As for Clark, over the course of his 38-year career at Illinois, he became a legendary figure. He was both beloved and feared—no one wanted to receive a summons from him because they knew it meant they were in trouble. He knew nearly everyone’s name, and it was rumored he had a spy network on campus that brought him reports of misdeeds. He was so much like a parent, the students even created a jingle describing him:

“A father to the girls, a mother to the boys … Our matriarchal, patriarchal Thomas Arkle Clark.”

Clark passed away on July 18, 1932. As the nation’s first dean of men, he set the standard for the role as it emerged at other universities. Upon his death, Harry Woodburn Chase, then University president, praised Clark’s “keen knowledge of human nature, his passionate desire for moral up-building of youth and his literally tireless devotion to his work.”

Clark’s obituary in The Daily Illini may have best summed up his importance to the University’s students: “What would have happened to the undergraduates at Illinois had not some such man arisen to better their conditions, assure them justice and sympathy, and to give now and then a bit of fatherly advice, is difficult to imagine.”
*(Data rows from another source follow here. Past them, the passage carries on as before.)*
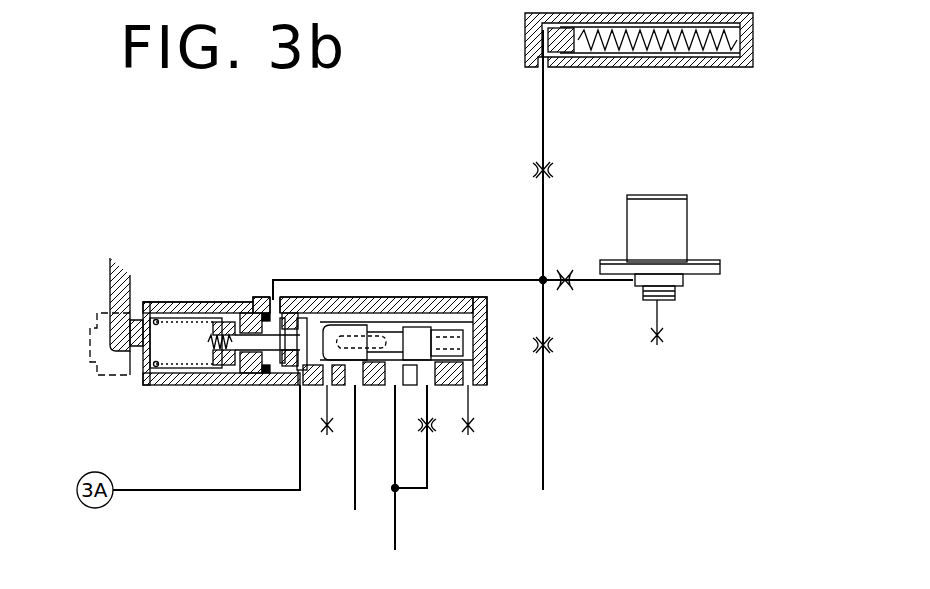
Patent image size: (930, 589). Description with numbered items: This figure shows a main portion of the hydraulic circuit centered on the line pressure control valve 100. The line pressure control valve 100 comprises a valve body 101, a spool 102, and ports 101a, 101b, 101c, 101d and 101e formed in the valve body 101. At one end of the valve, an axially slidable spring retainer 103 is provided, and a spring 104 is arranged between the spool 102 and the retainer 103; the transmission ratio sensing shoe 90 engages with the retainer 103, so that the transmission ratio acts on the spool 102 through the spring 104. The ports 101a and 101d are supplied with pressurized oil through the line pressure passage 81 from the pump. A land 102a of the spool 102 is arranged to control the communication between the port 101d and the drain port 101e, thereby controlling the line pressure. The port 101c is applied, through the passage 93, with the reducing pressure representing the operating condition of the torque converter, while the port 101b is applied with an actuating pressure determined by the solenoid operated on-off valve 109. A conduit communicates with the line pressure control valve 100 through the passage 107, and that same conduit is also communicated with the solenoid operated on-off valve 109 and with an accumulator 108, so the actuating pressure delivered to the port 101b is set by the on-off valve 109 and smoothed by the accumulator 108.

The line pressure passage 81 is at (396, 533).
The transmission ratio sensing shoe 90 is at (126, 285).
The passage 93 is at (186, 470).
The line pressure control valve 100 is at (252, 258).
The valve body 101 is at (470, 312).
The port 101a is at (482, 426).
The port 101b is at (270, 296).
The port 101c is at (299, 386).
The port 101d is at (392, 385).
The drain port 101e is at (352, 385).
The spool 102 is at (388, 345).
The land 102a is at (341, 330).
The spring retainer 103 is at (130, 367).
The spring 104 is at (155, 370).
The passage 107 is at (478, 252).
The accumulator 108 is at (612, 60).
The solenoid operated on-off valve 109 is at (683, 183).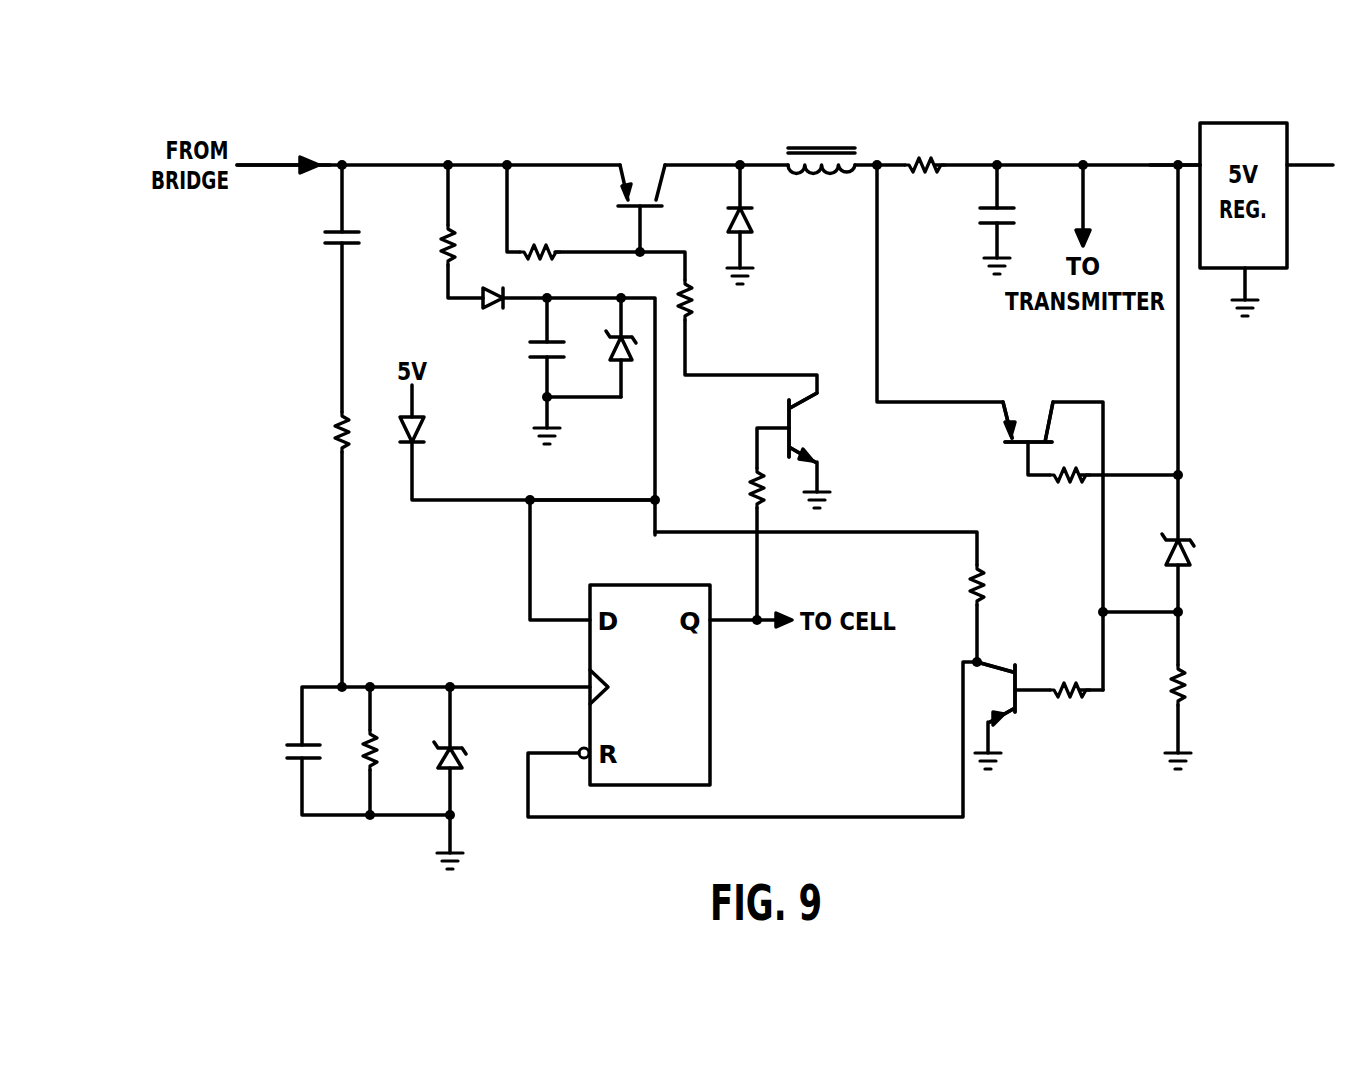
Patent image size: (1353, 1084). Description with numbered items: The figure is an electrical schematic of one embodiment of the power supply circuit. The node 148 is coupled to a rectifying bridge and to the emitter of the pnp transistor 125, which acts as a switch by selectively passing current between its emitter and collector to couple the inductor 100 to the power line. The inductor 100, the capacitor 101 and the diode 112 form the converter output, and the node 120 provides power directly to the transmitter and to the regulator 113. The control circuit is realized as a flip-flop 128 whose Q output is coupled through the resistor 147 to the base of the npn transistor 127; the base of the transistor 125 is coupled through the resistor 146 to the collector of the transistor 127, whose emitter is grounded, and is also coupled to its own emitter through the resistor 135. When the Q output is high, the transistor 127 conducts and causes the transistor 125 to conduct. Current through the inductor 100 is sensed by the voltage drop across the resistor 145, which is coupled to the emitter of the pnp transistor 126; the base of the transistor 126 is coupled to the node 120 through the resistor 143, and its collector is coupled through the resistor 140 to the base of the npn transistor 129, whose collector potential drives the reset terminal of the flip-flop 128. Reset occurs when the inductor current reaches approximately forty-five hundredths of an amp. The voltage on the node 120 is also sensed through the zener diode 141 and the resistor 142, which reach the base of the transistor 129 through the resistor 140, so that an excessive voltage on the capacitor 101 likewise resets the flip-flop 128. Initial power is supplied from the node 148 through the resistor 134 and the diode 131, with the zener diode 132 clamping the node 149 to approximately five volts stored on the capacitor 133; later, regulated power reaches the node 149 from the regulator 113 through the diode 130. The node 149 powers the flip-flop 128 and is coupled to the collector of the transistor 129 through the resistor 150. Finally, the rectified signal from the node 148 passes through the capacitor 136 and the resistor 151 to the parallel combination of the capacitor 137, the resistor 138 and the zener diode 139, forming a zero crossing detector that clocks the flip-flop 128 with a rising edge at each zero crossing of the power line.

The UI campus recovered from the 1918 flu pandemic due to the selfless efforts of many faculty, administrators and healthcare professionals who joined forces to face an extraordinary crisis. A century later, few students know the stories behind the campus building names that commemorate the leaders of those efforts. Huff and Clark are memorialized with Huff and Clark Halls, which anchor the corners of Fourth and Gregory Streets. Turner is honored with the Turner Student Services Building. Their legacy is etched not only in the buildings’ stone, but also in the enduring, steadfast character of the University of Illinois.

As Clark wrote, “Nobody was neglected here, but that was because we took care of them.”